I nearly walked past the tree without noticing, but then, a breeze lifted its perfume, and before I saw it, I smelled it. The greengage plum. As in the photographs, dusty and greenish-gold. I plucked one from a low-hanging branch and bit in. Honey. And butter. And caramel. And the sun poured into a wineglass. And the mock orange bush with its showy blossoms. And a picnic in a field of wildflowers in the French countryside, beside a river. And a river flowing toward the ocean, and the ocean around an island, and on that island, a dark red dirt that feeds the roots of trees that grow up flush with sun and fruit, and in one tree, a child who leans out to pluck from a leafy branch one fat gold plum, who bites in, closes his eyes, lets the juice run down his chin, who tastes yesterday, today, and tomorrow in that single mouthful, who witnesses one more secret of the intricate world undone, unhidden, and—ta-da!—laid beautiful and bare.

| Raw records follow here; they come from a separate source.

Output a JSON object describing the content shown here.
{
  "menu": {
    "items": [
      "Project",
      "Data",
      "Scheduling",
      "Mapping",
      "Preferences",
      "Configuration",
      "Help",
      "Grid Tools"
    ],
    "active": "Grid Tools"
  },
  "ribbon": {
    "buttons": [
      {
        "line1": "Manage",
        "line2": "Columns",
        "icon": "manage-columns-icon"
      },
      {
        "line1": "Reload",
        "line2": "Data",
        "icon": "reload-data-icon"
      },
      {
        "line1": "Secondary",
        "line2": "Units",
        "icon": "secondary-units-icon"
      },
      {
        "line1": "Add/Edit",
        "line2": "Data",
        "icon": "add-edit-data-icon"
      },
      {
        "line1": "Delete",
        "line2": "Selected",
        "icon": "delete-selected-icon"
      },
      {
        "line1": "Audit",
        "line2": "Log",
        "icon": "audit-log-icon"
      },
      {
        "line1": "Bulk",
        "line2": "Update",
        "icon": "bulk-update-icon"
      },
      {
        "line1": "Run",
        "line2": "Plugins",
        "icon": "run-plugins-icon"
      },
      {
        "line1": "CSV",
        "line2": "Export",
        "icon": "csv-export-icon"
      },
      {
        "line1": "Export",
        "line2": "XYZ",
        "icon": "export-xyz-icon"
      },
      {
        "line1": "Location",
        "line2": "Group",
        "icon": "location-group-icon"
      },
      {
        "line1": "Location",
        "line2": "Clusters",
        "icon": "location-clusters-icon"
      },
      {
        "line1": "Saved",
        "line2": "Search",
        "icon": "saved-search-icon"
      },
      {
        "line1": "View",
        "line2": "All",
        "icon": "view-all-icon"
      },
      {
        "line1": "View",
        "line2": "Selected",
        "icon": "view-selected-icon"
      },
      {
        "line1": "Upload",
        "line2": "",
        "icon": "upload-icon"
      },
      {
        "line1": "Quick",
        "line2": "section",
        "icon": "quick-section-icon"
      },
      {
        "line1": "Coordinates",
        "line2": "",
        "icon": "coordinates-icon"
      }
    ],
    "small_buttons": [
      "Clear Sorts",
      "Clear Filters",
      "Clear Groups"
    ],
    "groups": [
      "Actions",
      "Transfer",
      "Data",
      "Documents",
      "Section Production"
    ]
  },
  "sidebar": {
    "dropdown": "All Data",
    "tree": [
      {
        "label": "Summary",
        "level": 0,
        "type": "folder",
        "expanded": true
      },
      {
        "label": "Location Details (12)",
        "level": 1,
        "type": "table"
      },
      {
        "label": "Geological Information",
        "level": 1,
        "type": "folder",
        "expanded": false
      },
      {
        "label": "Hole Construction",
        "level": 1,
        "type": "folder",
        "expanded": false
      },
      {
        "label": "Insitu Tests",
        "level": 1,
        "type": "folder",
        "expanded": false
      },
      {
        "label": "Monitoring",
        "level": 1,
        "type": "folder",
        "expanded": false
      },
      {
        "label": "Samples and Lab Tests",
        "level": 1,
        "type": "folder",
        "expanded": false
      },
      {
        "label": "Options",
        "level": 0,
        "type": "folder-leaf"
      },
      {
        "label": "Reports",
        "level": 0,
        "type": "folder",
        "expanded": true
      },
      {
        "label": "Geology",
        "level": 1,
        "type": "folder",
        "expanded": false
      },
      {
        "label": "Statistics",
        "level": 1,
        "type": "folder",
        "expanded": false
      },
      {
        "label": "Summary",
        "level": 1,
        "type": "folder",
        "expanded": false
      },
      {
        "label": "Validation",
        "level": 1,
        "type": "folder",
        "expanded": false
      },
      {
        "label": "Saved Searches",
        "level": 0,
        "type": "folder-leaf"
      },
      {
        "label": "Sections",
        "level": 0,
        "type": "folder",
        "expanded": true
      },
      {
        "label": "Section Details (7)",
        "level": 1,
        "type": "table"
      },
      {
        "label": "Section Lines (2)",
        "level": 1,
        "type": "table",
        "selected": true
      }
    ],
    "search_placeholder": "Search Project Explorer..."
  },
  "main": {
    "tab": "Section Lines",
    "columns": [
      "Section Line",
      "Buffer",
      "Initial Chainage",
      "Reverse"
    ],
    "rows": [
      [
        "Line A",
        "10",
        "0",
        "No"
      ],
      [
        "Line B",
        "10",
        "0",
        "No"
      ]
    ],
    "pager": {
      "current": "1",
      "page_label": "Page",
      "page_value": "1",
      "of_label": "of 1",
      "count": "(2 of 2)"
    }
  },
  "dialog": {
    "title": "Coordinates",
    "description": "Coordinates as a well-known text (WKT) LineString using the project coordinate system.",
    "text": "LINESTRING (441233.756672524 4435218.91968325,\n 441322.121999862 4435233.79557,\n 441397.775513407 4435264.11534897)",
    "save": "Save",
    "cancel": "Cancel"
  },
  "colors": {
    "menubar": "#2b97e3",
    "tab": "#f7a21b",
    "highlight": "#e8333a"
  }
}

Born and raised in Vanderhoof, BC, Carla Funk lives and writes in Victoria, where she taught for 15 years in the Department of Writing at UVic. She served as Victoria’s inaugural poet laureate (2006-2008), and helped to promote the literary arts in the city. Gloryland (Turnstone Press, 2016) is her fifth book of poems. She is currently finishing up a creative nonfiction collection about childhood, God, loggers, and small town imagination.

4 comments:

Anonymous said...

A lovely piece of writing from a talented poet. Carla's potential is great. She understands that all good writing is concrete. LeRoy Peach Cape Breton.

SandRa Lee said...

So many delightful phrases.

Anonymous said...

Writing that slips along like water over rocks, eddying in ways both surprising and familiar.

Carla Braidek said...

writing that is so very lovely. Thank you.